Solar Turbines

Establishing clarity for users in a Contact Us form

Duration

Role

Team

Methods

11 Weeks

UX Design Intern

Product Manager, Business Analyst, UI Designer

Experience Design, Information Architecture, User Research, AI Prototyping

Project Overview

InSight is Solar Turbines’ SaaS platform for remote monitoring of industrial gas turbines. The Contact Us form has not evolved to reflect the software’s new features and developments over the years, resulting in low submission quality and slower ticket resolutions.

This increase in resolution time directly results in internal employees’ (Subject-Matter Experts, Product Managers, etc. ) reduction of bandwidth for other productive work, as well as potential revenue loss for customers facing critical issues leading to turbine downtime.

Consequently, I was tasked to redesign the contact us form, which was identified as a bottleneck within the help request system.

User Flows

From interviewing several stakeholders and mapping out a comprehensive user flow, I realized that the Contact Us form served as the critical entry point for the entire help process - if not done well or thoroughly, the rest of the process is deeply affected. 

Another insight for the redesign was to prioritize flexibility and adaptability for future iterations, since topics and features were constantly evolving over time and would greatly benefit from a consistent structure.

The Existing Design

Goals

I proceeded by formulating an overarching goal: combine informational & visual hierarchy to reduce topical confusion and encourage form completeness. I also created some subgoals:

Reorganize help topics for intuitive selection

Change copywriting to include user-centric language

Explore using AI tools for UI design

Create IA framework that simplifies future topic iterations

These improvements aim to make the form more efficient and effective, saving valuable time for employees and customers. In addition, timely resolution of critical help tickets (turbine downtime) could potentially save customers thousands of dollars.

Category Breakdown

By breaking down each problem topic by submission percentage, I gained a high-level overview of the most popular topics and those that required the most revision. The “Other” problem topic was noted as an area for further exploration, as it either implied that there were missing topics or that there was user confusion in selecting the correct topic.

Reviewing individual tickets revealed nuances behind each problem topic - the majority of submissions were often issues that required specialized assistance, meaning that a general FAQ section would not work, and that shortcuts only make sense for a handful of problem topics due to their specificity.

Regrouping Process

Drawing similarities and patterns between problem topics, I gradually sorted them into distinct buckets. Eventually, an additional layer of categorical topic selection was created - general enough to encompass topics added in the future, yet specific enough to consolidate existing topics into meaningful groups.

Visual Design

I experimented with a visual AI tool to aid in rapid prototyping, aiming to create visual hierarchy that draws the user toward topic categories first, welcome message second, and descriptions last.

To discourage users from selecting “other” as the default category, I minimized its visual dominance while leaving it selectable as an option on the first page.

User Testing

Under the guidance of the lead UX designer, I planned and led hybrid user testing during the last week of my internship. This was a rare opportunity since Fleet Managers (primary users) were stationed across the country and only traveled to headquarters for occasional live training. Below are some key insights:

Simple Wording - Users are more likely to select an unrelated topic that includes the exact word they are facing an issue with, rather than to interpret phrasing to determine correct category. Wording should be carefully selected to keep this in mind for distinct separation between topics.

User types within user types - Users have different approaches to solving problems dependent on their experience and work style, which might not include requesting for help through an official form. Because users have different purposes for filling out the form, the core experience and functionality should be focused on.
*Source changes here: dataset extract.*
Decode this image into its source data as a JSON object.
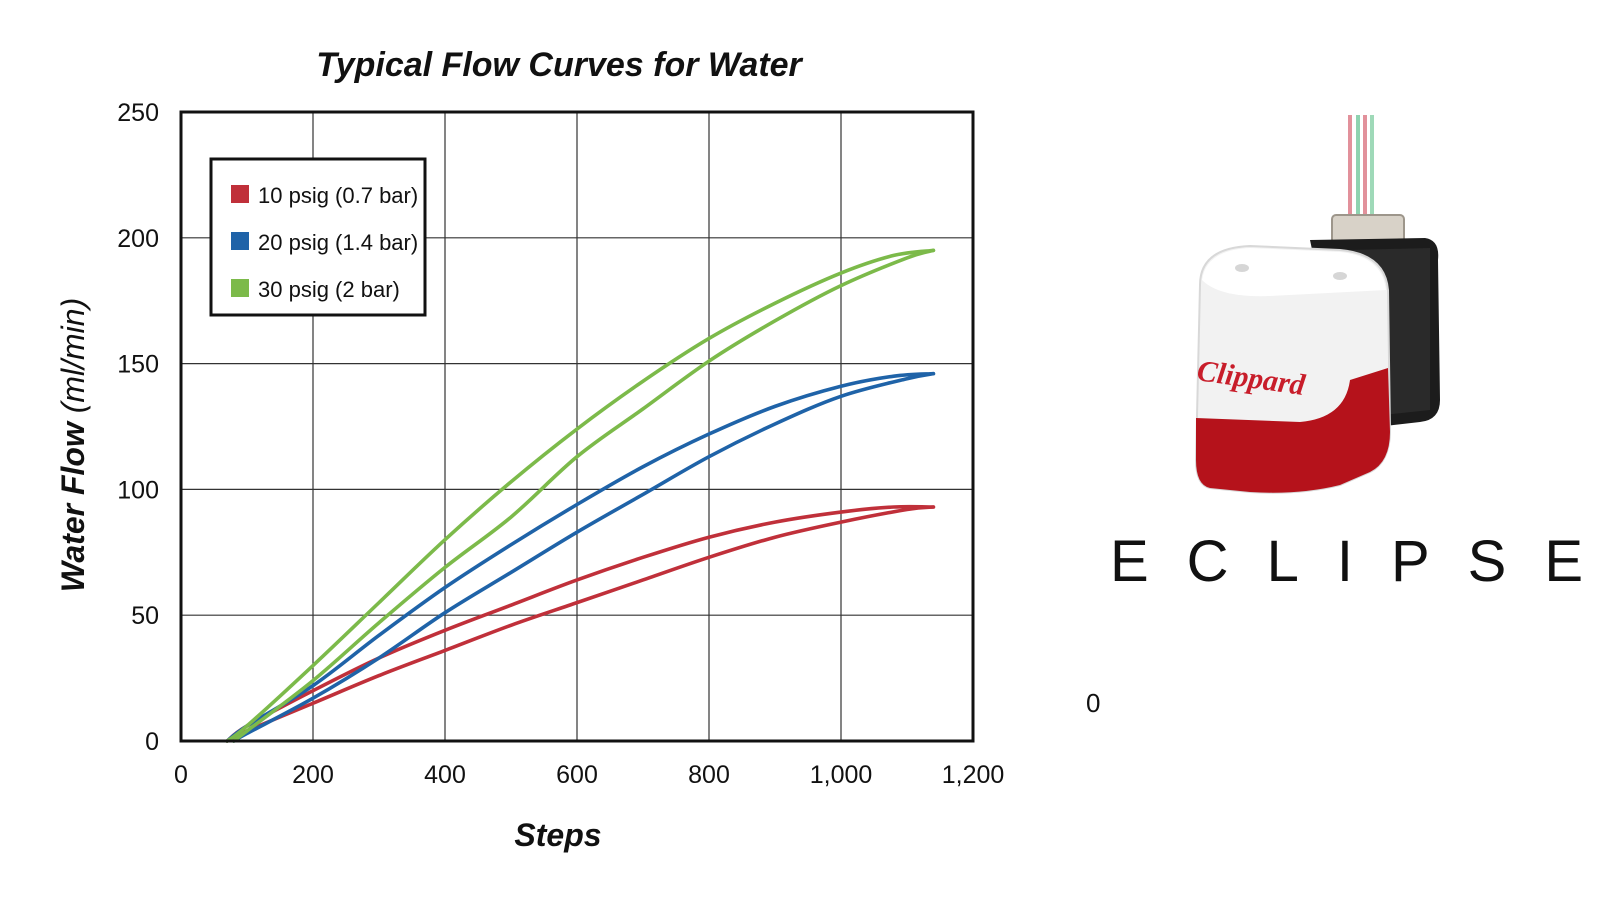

Quick improvement - Users blew through the latter scenarios as they got the hang of how the new form worked. Onboarding training would be highly useful in minimizing confusion when the new form is introduced.

Next Steps

A key realization was that a comprehensive solution for the help request process expanded beyond the form itself, requiring improvements to the user experience before and after filling out the form. I documented revised processes for creating new problem topics, recommendations for application accessibility, and ideas for the ticket follow-up process.

Taking developmental and organizational processes into account, I separated my change proposal into two categories: improvements requiring lower effort that could be implemented quickly, and changes with larger impact that would require further development and buy-in from multiple teams.

Reflections

It’s all in the discovery - Don’t jump straight to conclusions - your most valuable skill is to accurately and thoroughly diagnose the issue plaguing your users/stakeholders. 80% of my internship was spent learning the nuances within complex business processes, and 20% actually creating my final design.

Take initiative - During my first week, I scheduled multiple 1-1s with people outside of the design bubble, along with 5+ design members. This was instrumental in knowing who to reach out when I needed help and learning best practices working in Solar.

Adapt quickly - Learn how to thrive in non-ideal scenarios - Final stakeholder presentations occurred before user testing due to shifting timelines, which allowed me to augment the testing plan to include business objectives.

Use multiple pieces of evidence - Mix quantitative and qualitative analysis to make your design more convincing. The AI tool I used was positively received by designers and stakeholders, and stemmed from my curiosity in learning and using new tools.